South China Sea disputes could lead to Asian war: think tank
CANBERRA (Reuters) - Risks are growing that incidents at sea involving China could lead to war in Asia, potentially drawing in the United States and other powers, an Australian think tank warned on Tuesday.
The Lowy Institute said in a report that the Chinese military's risk-taking behavior in the South and East China Seas, along with the country's resource needs and greater assertiveness, had raised the chances of an armed conflict.
"The sea lanes of Indo-Pacific Asia are becoming more crowded, contested and vulnerable to armed strife. Naval and air forces are being strengthened amid shifting balances of economic strategic weight," report authors Rory Medcalf and Raoul Heinrichs wrote.
"China's frictions with the United States, Japan and India are likely to persist and intensify. As the number and tempo of incidents increases, so does the likelihood that an episode will escalate to armed confrontation, diplomatic crisis or possibly even conflict," they said.
The study on major powers and maritime security in Indo-Pacific Asia was published as China prepares to unveil its first aircraft carrier, perhaps this week, a development that has added to worries in the region about China's military expansion and reach.
This month, China sent its biggest civilian patrol ship to the South China Sea.

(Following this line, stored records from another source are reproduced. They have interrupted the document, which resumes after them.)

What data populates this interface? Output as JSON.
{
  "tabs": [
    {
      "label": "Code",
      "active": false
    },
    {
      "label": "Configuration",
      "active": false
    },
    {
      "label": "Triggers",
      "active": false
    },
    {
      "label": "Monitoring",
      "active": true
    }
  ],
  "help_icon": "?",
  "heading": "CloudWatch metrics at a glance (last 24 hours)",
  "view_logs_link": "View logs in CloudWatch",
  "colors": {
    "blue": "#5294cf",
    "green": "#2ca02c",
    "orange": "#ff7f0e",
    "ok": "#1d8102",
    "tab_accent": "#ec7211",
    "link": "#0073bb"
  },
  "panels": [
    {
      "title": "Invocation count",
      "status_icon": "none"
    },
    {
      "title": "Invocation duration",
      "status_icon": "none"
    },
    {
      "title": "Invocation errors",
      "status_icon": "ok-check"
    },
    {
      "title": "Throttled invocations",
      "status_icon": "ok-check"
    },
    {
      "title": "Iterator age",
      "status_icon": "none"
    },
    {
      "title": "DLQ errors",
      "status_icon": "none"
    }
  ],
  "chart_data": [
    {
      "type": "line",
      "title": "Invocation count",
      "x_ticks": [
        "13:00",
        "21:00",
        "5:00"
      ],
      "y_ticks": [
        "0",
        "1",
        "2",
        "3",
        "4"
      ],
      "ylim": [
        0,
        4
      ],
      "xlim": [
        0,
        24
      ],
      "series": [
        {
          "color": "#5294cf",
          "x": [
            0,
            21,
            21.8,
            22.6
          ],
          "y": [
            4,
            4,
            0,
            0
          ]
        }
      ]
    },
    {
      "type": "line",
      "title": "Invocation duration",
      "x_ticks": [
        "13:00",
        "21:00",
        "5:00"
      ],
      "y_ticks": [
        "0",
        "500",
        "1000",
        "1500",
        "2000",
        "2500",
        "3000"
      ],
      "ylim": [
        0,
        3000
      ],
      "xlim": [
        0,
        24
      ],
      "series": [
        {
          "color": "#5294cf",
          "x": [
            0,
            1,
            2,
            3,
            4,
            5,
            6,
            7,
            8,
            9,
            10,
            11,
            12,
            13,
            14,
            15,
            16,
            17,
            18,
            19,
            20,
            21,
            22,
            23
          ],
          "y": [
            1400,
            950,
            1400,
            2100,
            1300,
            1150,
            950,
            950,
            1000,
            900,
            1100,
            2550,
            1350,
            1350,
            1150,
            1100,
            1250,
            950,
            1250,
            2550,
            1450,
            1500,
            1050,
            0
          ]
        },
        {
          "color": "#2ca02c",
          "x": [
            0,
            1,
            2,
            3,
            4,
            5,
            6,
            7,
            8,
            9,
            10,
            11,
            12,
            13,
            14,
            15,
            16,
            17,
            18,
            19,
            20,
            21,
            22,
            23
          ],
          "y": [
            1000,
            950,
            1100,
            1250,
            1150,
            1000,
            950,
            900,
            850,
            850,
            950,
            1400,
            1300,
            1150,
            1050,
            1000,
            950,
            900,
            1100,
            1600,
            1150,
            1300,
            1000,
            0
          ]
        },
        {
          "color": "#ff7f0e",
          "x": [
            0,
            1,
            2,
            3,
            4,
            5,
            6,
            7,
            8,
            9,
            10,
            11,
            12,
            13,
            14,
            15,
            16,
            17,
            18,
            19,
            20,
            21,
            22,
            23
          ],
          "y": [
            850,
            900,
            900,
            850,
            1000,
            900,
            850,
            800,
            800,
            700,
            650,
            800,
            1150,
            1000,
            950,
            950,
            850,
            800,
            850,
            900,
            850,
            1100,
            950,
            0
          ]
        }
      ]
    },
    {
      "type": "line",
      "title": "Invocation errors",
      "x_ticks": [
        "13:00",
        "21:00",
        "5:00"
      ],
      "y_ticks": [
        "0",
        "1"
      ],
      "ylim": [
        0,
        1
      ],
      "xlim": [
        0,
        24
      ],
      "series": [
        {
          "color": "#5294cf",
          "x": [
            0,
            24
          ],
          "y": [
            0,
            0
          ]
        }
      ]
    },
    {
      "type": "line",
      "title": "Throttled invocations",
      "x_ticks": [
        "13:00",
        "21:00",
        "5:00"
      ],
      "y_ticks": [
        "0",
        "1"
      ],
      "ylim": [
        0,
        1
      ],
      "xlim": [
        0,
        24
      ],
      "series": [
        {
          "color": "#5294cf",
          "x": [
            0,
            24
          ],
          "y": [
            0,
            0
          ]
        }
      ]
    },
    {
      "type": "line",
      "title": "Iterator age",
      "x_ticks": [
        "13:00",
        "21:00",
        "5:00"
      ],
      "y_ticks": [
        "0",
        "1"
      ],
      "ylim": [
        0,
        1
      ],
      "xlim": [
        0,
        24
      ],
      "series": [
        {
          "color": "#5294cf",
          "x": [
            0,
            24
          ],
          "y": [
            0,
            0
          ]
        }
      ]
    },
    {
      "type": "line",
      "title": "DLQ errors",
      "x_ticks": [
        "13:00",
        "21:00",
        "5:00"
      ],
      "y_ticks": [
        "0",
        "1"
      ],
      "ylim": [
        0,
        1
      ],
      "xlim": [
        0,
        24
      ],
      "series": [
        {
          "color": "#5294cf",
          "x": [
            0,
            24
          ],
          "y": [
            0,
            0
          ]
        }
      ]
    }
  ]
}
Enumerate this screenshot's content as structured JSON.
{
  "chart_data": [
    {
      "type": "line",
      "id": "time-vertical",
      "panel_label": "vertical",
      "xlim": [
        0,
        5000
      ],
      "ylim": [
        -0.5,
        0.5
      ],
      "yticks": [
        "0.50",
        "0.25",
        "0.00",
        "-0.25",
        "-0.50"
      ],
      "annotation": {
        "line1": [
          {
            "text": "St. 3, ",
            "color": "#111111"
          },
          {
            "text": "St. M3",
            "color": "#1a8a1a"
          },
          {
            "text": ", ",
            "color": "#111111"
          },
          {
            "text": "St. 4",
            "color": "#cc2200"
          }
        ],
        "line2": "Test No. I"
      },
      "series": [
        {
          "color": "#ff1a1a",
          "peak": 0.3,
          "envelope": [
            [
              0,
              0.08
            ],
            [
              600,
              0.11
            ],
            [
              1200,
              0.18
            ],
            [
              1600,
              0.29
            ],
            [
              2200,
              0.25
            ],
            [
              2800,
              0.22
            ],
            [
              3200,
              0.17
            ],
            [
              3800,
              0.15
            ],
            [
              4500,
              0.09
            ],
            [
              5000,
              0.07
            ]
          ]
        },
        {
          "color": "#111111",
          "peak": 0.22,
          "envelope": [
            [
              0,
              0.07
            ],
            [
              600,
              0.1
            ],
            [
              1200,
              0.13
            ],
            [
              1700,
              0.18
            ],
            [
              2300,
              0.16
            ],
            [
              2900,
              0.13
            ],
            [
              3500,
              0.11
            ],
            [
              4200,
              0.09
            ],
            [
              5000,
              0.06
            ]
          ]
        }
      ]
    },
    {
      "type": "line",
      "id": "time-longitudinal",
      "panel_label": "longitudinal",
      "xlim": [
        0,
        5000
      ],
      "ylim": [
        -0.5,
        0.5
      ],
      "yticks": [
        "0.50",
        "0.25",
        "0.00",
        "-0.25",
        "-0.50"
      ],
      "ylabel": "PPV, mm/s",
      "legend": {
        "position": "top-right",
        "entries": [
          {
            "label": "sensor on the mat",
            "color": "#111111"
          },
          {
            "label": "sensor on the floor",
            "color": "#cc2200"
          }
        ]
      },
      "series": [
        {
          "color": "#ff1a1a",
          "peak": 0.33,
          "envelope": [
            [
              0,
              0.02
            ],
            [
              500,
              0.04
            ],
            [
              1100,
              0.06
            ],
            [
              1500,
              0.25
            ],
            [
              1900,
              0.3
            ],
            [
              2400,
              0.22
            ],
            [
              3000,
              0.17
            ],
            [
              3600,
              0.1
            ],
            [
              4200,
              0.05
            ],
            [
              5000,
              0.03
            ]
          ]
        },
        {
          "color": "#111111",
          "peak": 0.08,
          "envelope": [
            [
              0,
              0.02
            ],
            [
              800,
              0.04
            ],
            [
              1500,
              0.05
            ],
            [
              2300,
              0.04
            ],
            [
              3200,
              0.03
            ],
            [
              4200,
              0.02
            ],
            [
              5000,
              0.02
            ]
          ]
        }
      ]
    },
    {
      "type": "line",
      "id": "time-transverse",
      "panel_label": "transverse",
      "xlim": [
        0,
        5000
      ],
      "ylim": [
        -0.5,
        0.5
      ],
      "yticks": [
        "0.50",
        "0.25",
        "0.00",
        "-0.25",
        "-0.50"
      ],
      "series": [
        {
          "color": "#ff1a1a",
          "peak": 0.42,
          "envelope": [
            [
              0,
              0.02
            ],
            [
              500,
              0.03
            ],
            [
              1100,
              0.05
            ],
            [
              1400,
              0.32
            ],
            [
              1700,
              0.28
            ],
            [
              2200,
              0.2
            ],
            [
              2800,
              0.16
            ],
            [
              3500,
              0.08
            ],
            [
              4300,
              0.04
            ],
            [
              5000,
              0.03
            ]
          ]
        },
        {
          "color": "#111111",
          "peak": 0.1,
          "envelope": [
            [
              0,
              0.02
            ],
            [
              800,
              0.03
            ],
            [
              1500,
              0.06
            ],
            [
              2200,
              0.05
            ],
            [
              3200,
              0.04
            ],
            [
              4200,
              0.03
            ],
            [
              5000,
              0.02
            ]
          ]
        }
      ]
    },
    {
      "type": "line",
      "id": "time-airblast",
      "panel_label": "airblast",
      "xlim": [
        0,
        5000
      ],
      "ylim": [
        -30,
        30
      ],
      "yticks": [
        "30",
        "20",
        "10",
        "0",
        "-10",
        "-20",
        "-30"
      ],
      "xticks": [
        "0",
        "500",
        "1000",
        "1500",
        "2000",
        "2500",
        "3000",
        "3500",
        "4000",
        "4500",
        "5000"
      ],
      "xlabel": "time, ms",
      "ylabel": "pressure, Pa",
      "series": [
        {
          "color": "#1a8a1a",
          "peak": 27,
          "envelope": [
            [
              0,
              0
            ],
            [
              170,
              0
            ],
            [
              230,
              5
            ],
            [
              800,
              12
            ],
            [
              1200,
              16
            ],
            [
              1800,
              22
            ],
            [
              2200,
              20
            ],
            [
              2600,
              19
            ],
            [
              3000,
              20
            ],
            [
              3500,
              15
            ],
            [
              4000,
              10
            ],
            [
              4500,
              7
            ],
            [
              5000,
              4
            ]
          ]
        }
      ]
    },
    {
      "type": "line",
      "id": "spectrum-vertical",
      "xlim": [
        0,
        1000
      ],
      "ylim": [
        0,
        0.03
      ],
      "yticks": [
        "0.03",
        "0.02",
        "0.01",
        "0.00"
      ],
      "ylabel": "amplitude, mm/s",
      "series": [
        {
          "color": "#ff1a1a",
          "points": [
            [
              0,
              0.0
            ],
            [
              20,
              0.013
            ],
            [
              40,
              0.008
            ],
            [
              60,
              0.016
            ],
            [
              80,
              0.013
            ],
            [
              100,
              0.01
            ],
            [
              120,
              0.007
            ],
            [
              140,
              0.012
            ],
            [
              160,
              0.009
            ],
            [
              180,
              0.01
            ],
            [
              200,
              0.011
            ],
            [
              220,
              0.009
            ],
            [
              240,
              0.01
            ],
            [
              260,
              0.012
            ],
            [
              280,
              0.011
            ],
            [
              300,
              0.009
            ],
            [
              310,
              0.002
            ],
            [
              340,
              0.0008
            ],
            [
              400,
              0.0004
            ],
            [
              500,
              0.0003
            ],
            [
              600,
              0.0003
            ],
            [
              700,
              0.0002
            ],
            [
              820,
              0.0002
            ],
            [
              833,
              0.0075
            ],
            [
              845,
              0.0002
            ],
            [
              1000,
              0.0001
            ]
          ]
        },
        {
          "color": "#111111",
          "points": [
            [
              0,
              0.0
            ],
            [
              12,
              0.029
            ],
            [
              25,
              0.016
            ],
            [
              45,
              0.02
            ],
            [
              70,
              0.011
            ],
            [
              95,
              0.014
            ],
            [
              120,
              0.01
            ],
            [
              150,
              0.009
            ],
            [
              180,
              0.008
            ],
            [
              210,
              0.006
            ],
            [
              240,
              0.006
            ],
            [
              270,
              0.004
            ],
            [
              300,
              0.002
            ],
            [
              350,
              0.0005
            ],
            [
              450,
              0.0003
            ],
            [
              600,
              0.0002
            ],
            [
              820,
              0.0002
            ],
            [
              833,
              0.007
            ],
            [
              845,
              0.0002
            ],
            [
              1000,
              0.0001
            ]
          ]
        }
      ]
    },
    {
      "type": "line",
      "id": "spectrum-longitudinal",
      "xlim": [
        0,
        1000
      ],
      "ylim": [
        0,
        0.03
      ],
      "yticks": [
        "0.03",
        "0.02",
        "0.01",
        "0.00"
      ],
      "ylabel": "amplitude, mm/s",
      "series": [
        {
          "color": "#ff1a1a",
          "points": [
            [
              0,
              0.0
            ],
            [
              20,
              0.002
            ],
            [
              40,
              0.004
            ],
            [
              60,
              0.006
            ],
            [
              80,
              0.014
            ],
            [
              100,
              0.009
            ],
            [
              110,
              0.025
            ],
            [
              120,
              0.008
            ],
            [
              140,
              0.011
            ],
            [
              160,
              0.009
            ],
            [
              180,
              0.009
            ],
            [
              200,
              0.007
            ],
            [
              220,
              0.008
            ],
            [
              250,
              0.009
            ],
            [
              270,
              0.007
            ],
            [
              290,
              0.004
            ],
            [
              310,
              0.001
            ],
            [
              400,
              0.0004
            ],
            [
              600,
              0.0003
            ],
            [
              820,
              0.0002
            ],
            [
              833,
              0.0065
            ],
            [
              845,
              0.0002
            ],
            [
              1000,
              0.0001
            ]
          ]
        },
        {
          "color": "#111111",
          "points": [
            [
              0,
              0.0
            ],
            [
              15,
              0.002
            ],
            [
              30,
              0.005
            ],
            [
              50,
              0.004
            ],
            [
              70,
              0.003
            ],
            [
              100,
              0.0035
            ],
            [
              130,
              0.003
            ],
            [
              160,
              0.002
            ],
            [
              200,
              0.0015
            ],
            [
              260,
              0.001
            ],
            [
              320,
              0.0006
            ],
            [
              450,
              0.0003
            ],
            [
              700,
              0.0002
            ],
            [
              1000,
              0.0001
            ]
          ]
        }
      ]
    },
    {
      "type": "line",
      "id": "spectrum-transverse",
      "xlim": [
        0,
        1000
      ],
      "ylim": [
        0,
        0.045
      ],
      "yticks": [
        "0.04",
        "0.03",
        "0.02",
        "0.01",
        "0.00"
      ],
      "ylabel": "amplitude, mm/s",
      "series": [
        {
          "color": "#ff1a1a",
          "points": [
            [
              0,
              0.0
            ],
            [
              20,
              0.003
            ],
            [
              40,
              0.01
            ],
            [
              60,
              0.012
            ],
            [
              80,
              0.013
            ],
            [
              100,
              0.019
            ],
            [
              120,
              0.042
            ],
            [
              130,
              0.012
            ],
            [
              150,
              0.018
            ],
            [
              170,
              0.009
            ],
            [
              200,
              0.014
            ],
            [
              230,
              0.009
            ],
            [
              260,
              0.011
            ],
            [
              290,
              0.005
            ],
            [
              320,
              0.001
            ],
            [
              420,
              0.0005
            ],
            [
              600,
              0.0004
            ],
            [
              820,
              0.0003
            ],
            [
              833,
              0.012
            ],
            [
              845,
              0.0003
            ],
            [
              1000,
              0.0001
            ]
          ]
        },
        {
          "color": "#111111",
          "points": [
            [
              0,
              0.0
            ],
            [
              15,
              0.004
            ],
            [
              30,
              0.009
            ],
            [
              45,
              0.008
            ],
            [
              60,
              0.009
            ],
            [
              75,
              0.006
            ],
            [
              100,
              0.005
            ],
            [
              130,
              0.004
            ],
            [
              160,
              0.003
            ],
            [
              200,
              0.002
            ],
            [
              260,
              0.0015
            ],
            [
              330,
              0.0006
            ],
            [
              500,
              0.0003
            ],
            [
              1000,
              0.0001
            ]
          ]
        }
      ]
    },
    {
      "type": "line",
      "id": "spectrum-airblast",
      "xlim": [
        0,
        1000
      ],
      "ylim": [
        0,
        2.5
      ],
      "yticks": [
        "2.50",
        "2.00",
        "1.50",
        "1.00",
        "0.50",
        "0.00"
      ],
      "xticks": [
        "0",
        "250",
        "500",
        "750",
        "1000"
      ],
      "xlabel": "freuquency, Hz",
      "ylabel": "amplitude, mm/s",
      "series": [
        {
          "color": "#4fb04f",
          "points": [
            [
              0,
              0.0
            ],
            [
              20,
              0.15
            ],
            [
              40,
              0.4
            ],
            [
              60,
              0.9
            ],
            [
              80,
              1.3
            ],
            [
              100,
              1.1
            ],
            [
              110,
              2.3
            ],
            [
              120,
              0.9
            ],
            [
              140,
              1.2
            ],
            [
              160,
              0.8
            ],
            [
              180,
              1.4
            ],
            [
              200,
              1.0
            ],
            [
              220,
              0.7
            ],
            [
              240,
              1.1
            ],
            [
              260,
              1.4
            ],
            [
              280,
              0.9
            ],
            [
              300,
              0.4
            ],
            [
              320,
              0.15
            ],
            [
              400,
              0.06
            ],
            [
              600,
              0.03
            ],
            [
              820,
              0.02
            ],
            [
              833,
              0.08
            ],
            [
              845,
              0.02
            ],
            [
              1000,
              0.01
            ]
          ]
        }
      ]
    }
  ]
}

That rattled the Philippines, which makes competing claims to some waters thought to hold vast oil and gas reserves.
On Monday, the U.S. Senate passed a resolution that deplored China's use of force against Vietnamese and Philippine ships in the South China Sea.
Senator Jim Webb, chair of an east Asian and Pacific affairs subcommittee of the Senate Foreign Relations Committee, said "a growing number of nations around the South China Sea are now voicing serious concerns about China's pattern of intimidation."
Chinese Foreign Ministry spokesman Hong Lei, speaking at a regular news briefing in Beijing, said the U.S. resolution "did not hold water" and that countries not directly involved in the dispute should not interfere.
"Countries not involved should respect the hard work of countries actually involved to peacefully resolve the dispute bilaterally through dialogue," Hong said.
Ian Storey, an expert on maritime security in Asia, said the
report was a "balanced and credible assessment" of the risks of a clash in the South China Sea as "competition over territorial claims, maritime boundaries and natural resources heats up, and as China adopts more aggressive tactics."
"The complete absence of confidence-building measures and conflict prevention mechanisms between the various claimants suggests that it is only a question of time before an incident at sea escalates into a more serious confrontation, with worrying implications for regional stability," said Storey, a security analyst at the Institute of Southeast Asian Studies in Singapore.
Medcalf and Heinrichs said more maritime patrols and intrusive surveillance, nationalism and resources disputes would together make it harder to manage arguments over maritime sovereignty.
"All of these factors are making Asia a danger zone for incidents at sea: close-range encounters involving vessels and aircraft from competing powers, typically in sensitive or contested zones," the authors said.
The report detailed tension between Beijing and Tokyo, which stemmed from an April 2010 Chinese naval exercise near the Japanese islands of Okinawa and were exacerbated by Japan's arrest of a Chinese fisherman whose trawler had rammed a coastguard vessel.
Those incidents provoked a diplomatic crisis during which China cut its exports of crucial rare earth minerals to Japan, the United States' closest ally in the region.
Despite initial signs of warmer bilateral ties following the March tsunami and nuclear crisis in Japan, a long-running dispute over a chain of isles which are close to potentially significant oil and gas reserves simmers.
"Helicopter buzzing incidents have continued, with Japan deploring as especially insensitive an instance that occurred in the weeks following the March disaster," the authors said.
They said Beijing has caused concern in Southeast Asia over its "core interest" claim on the South China Sea and in Australia about its possible future security behavior, while the emergence of competition between India and China at sea is "only a matter of time."
New efforts were needed to build regional confidence and to involve China in a continued military dialogue with the United States and Japan, they said.
They also said maritime security hotlines were needed between the United States and China, and Japan and China, to allow real-time responses to any incidents.